REVISTA ELETRÔNICA DE JORNALISMO CIENTÍFICO


Editorial
Quem não arrisca...
Por Carlos Vogt
10/12/2008

Uma das características marcantes da economia global e da sociedade do conhecimento − outra forma de designar a mesma contemporaneidade movida a gás, petróleo, etanol, energia nuclear e densa especulação financeira −, relacionada mais diretamente com o papel estruturante das tecnociências nessa sociedade, é o risco. O risco, não como comportamento irresponsável, adolescente, doidivanas, mas o risco como cálculo, como elemento de composição do mosaico de certezas que todos gostaríamos de ter, principalmente os investidores que jogam, sempre com expectativas fundadas de retornos lucrativos. Jogam no presente, jogam no futuro e, se um dia for possível, jogam no passado.

Mas, como preconiza Mallarmé, poeta da modernidade, um lance de dados jamais abolirá o acaso, por mais cálculo que o risco admita para sua contensão, ele próprio é incapaz de calcular-se, enquanto elemento do imprevisível.

O fato é que o desenvolvimento do conhecimento científico, suas aplicações práticas e as tecnologias que dele derivaram, e derivam numa velocidade cada vez maior e cada vez mais acelerada pelas próprias tecnologias de informação e de comunicação, criaram como que um carrossel de novidades que não param de girar. Utensílios e ferramentas se substituem com o mesmo ímpeto com que aparecem e desaparecem para tornar a vida mais fácil no seu cotidiano e cotidianamente mais carregada de dúvidas e incertezas sobre os riscos e os benefícios que tais facilidades efetivamente propiciam.

Desde o uso da energia nuclear transformada em bombas de destruição maciça, no final da Segunda Grande Guerra, aumentou por parte dos governos responsáveis por essa catástrofe, a preocupação com a desconfiança da sociedade em relação à “bondade” da ciência e da tecnologia. Campanhas foram feitas, pesquisas sobre percepção pública da ciência foram desencadeadas e estudos sistemáticos sobre os riscos trazidos pelas descobertas científicas e principalmente pelas inovações tecnológicas foram desencadeados, passando a constituir, nos anos seguintes e até hoje, um campo de estudo dos mais ricos, controversos e pleno de cruzamentos epistemológicos, − multidisciplinar, portanto, − com abordagens, além de científicas e tecnológicas, filosóficas, sociológicas, antropológicas, lingüísticas, literárias e artísticas.

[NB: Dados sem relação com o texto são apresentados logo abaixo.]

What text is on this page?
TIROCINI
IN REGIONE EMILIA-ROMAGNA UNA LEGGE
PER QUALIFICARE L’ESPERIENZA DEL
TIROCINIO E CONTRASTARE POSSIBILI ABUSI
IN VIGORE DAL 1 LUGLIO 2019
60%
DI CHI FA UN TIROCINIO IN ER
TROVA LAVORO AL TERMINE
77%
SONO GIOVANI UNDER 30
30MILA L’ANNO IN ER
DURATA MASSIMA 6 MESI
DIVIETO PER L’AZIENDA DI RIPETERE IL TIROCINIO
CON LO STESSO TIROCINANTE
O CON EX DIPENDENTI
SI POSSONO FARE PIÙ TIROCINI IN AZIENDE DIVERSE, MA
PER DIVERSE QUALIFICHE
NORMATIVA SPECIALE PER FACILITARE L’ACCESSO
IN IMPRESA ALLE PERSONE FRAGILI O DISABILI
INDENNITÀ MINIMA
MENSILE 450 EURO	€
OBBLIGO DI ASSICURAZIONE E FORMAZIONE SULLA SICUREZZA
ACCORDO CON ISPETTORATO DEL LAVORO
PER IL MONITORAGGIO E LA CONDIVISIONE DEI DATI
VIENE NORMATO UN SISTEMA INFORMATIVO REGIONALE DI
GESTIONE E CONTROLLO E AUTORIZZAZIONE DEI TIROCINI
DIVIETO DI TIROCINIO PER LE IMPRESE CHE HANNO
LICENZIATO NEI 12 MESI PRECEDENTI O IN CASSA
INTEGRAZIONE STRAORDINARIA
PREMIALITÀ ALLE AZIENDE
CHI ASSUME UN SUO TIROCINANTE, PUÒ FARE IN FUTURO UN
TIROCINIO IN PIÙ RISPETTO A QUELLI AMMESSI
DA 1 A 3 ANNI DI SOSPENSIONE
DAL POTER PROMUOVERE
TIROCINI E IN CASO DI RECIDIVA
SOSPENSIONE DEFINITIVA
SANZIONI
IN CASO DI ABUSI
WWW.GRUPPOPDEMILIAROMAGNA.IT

Em atenção aos riscos, moratórias se constituíram, sendo, talvez, a mais famosa a que decorreu da Conferência do Monte Asilomar, nos EUA, em 1975, que a formalizou, promulgando a necessidade de se manterem sob proteção e isolamento todos os experimentos de recombinação genética e também os organismos deles resultantes, pelo tempo necessário à produção de certezas de que não seriam nocivos ao homem e ao meio ambiente.

Os protocolos de precaução passaram a acompanhar os produtos da tecnologia sobre os quais as dúvidas ou as incertezas quanto ao grau de benefício ou de nocividade continuaram a persistir na percepção das populações consumidoras dessas mercadorias.

A bioética foi se consolidando como disciplina fundamental para os estudos e as discussões empenhadas em estabelecer normas de conduta e de procedimento nos casos das inovações da área, sobretudo nas questões envolvendo alimentos, medicamentos e as pesquisas abertas e desencadeadas pela biologia molecular.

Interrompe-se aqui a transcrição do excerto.